KYIV -- Ukrainian banks have begun collecting additional information about their clients, including data on their public activities, RFE/RL's Ukrainian Service reports.
Since last month, organizations in Kyiv have been receiving inquiries from banks that transfer salaries to employees about those workers' assets, accounts in other financial institutions, their financial advisers, and whether they are "public figures."
The term "public figure" comprises current and former government officials and members of parliament and the judiciary and their families. The list also includes managers of state enterprises, diplomats, and military officials.

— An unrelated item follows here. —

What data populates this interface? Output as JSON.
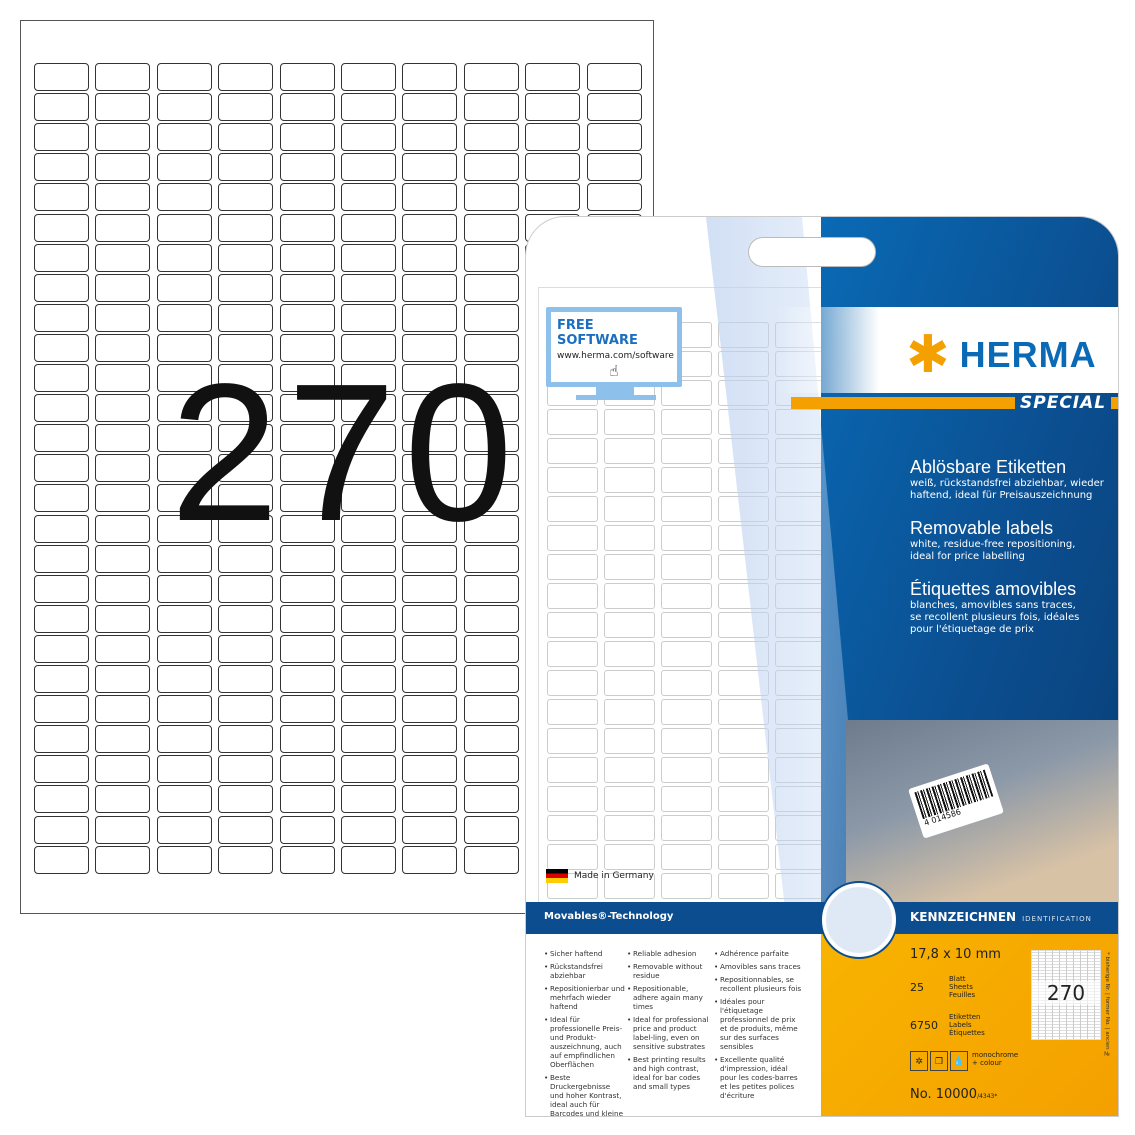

Some banks do not explain the term in their inquires and, as a result, people are often confused by what it means.
In a response to an RFE/RL request, the National Bank of Ukraine said it is not collecting information from private banks about their clients. At the same time, it stressed that other banks have to gather such data in order to fight terrorism and economic crimes.
The National Bank of Ukraine said it compiled a questionnaire at the request of the international Financial Action Task Force (FATF). As a result, the FATF removed Ukraine from its monitoring black list earlier this month.

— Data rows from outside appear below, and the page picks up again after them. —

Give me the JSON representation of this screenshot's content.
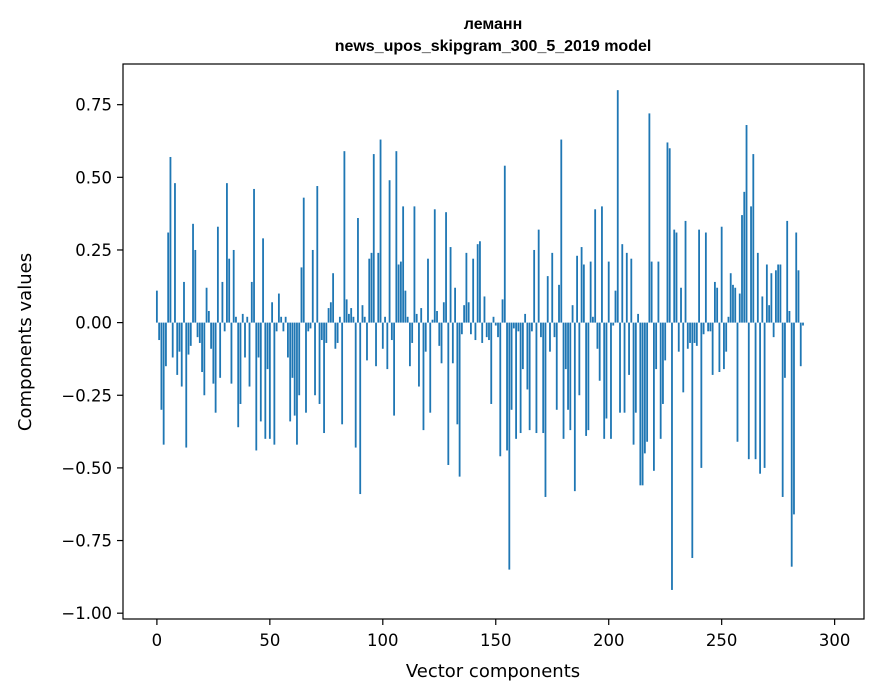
{
  "chart_data": {
    "type": "bar",
    "title_line1": "леманн",
    "title_line2": "news_upos_skipgram_300_5_2019 model",
    "xlabel": "Vector components",
    "ylabel": "Components values",
    "xlim": [
      -15,
      313
    ],
    "ylim": [
      -1.02,
      0.89
    ],
    "xticks": [
      0,
      50,
      100,
      150,
      200,
      250,
      300
    ],
    "xtick_labels": [
      "0",
      "50",
      "100",
      "150",
      "200",
      "250",
      "300"
    ],
    "yticks": [
      -1.0,
      -0.75,
      -0.5,
      -0.25,
      0.0,
      0.25,
      0.5,
      0.75
    ],
    "ytick_labels": [
      "−1.00",
      "−0.75",
      "−0.50",
      "−0.25",
      "0.00",
      "0.25",
      "0.50",
      "0.75"
    ],
    "bar_color": "#1f77b4",
    "values": [
      0.11,
      -0.06,
      -0.3,
      -0.42,
      -0.15,
      0.31,
      0.57,
      -0.12,
      0.48,
      -0.18,
      -0.1,
      -0.22,
      0.14,
      -0.43,
      -0.11,
      -0.08,
      0.34,
      0.25,
      -0.05,
      -0.07,
      -0.17,
      -0.25,
      0.12,
      0.04,
      -0.09,
      -0.21,
      -0.31,
      0.33,
      -0.19,
      0.14,
      -0.03,
      0.48,
      0.22,
      -0.21,
      0.25,
      0.02,
      -0.36,
      -0.28,
      0.03,
      -0.12,
      0.02,
      -0.22,
      0.14,
      0.46,
      -0.44,
      -0.12,
      -0.34,
      0.29,
      -0.4,
      -0.16,
      -0.4,
      0.07,
      -0.42,
      -0.03,
      0.1,
      0.02,
      -0.03,
      0.02,
      -0.12,
      -0.34,
      -0.19,
      -0.32,
      -0.42,
      -0.25,
      0.19,
      0.43,
      -0.31,
      -0.03,
      -0.02,
      0.25,
      -0.25,
      0.47,
      -0.28,
      -0.06,
      -0.38,
      -0.07,
      0.05,
      0.07,
      0.17,
      -0.09,
      -0.07,
      0.02,
      -0.35,
      0.59,
      0.08,
      0.03,
      0.05,
      0.02,
      -0.43,
      0.36,
      -0.59,
      0.06,
      0.02,
      -0.13,
      0.22,
      0.24,
      0.58,
      -0.15,
      0.24,
      0.63,
      -0.09,
      0.02,
      -0.16,
      0.49,
      -0.06,
      -0.32,
      0.59,
      0.2,
      0.21,
      0.4,
      0.11,
      0.02,
      -0.15,
      -0.07,
      0.4,
      0.03,
      -0.22,
      0.05,
      -0.37,
      -0.1,
      0.22,
      -0.31,
      0.01,
      0.39,
      0.04,
      -0.08,
      -0.14,
      0.07,
      0.38,
      -0.49,
      0.26,
      -0.14,
      0.12,
      -0.35,
      -0.53,
      -0.04,
      0.06,
      0.24,
      0.07,
      -0.04,
      0.22,
      -0.06,
      0.27,
      0.28,
      -0.07,
      0.09,
      -0.05,
      -0.06,
      -0.28,
      0.02,
      -0.01,
      -0.05,
      -0.46,
      0.08,
      0.54,
      -0.44,
      -0.85,
      -0.3,
      -0.02,
      -0.4,
      -0.03,
      -0.38,
      -0.16,
      0.03,
      -0.23,
      -0.37,
      -0.03,
      0.25,
      -0.38,
      0.32,
      -0.05,
      -0.38,
      -0.6,
      0.16,
      -0.1,
      0.24,
      -0.05,
      -0.3,
      0.13,
      0.63,
      -0.4,
      -0.16,
      -0.3,
      -0.37,
      0.06,
      -0.58,
      0.23,
      -0.25,
      0.26,
      0.2,
      -0.39,
      -0.37,
      0.21,
      0.02,
      0.39,
      -0.09,
      -0.2,
      0.4,
      -0.4,
      -0.33,
      0.21,
      -0.4,
      -0.01,
      0.11,
      0.8,
      -0.31,
      0.27,
      -0.31,
      0.24,
      -0.18,
      0.22,
      -0.42,
      -0.31,
      0.03,
      -0.56,
      -0.56,
      -0.45,
      -0.41,
      0.72,
      0.21,
      -0.51,
      -0.16,
      0.21,
      -0.4,
      -0.28,
      -0.13,
      0.62,
      0.6,
      -0.92,
      0.32,
      0.31,
      -0.1,
      0.12,
      -0.24,
      0.35,
      -0.09,
      -0.07,
      -0.81,
      -0.07,
      -0.08,
      0.32,
      -0.5,
      -0.04,
      0.31,
      -0.03,
      -0.03,
      -0.18,
      0.14,
      0.12,
      -0.17,
      0.33,
      -0.16,
      -0.1,
      0.02,
      0.17,
      0.13,
      0.12,
      -0.41,
      0.1,
      0.37,
      0.45,
      0.68,
      -0.47,
      0.4,
      0.58,
      -0.47,
      0.24,
      -0.52,
      0.09,
      -0.5,
      0.2,
      0.06,
      0.17,
      -0.05,
      0.18,
      0.2,
      0.2,
      -0.6,
      -0.19,
      0.35,
      0.04,
      -0.84,
      -0.66,
      0.31,
      0.18,
      -0.15,
      -0.01
    ],
    "bars_shown": "every component bar drawn in blue"
  }
}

Some opposition politicians, however, fear the Ukrainian government is collecting confidential data about its opponents.
Andriy Pyshny, former acting chief of the state-run Oschadbank (Savings Bank) and now a member of the board of the opposition Front of Changes party, told RFE/RL that "the key question [in the questionnare] is whether you are a 'public figure.' Then, if needed, they can block operations or receive information about money entering and leaving your accounts."
Pyshny added that the national bank is helping to build "a police state in Ukraine." He linked the initiative to the parliamentary elections due in October 2012.
Some Ukrainian politicians suggest that Ukrainians can either sue their banks or simply lie about questions not relevant to their banking transactions.